- Conservation status: Least Concern (IUCN 3.1)

Scientific classification
- Kingdom: Plantae
- Clade: Tracheophytes
- Clade: Angiosperms
- Clade: Eudicots
- Clade: Rosids
- Order: Malvales
- Family: Dipterocarpaceae
- Genus: Dryobalanops
- Species: D. beccarii
- Binomial name: Dryobalanops beccarii Dyer
- Synonyms: Dryobalanops oiocarpa Slooten ; Dryobalanops oocarpa Slooten ;

= Dryobalanops beccarii =

- Genus: Dryobalanops
- Species: beccarii
- Authority: Dyer
- Conservation status: LC

Species of flowering plant

Dryobalanops beccarii, or kapur merah, is a species of plant in the family Dipterocarpaceae. It is named after Odoardo Beccari (1843–1920), an Italian explorer and botanist.
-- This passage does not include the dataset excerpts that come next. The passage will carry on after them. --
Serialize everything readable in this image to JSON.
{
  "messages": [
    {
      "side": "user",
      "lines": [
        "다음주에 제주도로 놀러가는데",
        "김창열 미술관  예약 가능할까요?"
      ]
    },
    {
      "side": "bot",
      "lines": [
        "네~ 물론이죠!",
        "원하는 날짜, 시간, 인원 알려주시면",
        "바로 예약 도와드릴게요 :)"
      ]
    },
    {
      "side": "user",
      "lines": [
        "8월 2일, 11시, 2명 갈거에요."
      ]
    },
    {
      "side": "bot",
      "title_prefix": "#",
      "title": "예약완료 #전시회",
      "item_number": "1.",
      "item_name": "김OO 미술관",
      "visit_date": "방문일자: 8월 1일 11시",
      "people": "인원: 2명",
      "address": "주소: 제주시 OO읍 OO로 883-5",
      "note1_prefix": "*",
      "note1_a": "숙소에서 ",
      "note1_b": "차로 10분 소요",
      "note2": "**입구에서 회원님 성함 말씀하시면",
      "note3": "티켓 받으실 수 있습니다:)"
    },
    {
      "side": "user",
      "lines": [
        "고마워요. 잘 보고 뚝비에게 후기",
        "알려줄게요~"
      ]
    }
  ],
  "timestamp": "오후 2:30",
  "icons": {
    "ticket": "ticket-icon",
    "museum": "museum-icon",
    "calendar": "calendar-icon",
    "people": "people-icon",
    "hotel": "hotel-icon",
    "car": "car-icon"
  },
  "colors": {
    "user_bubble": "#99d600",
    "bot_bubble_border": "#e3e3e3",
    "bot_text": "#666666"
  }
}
The species is found in Peninsular Malaysia and Borneo. It grows as a large emergent tree, up to 65 m tall, and is found in mixed dipterocarp forests on shallow leached soils over both sandstone and shale. Its heavy hardwood is sold under the trade names of kapur. Dryobalanops beccarii is recorded from a number of protected areas including Bako, Gunung Gading, Kubah and Santubong national parks.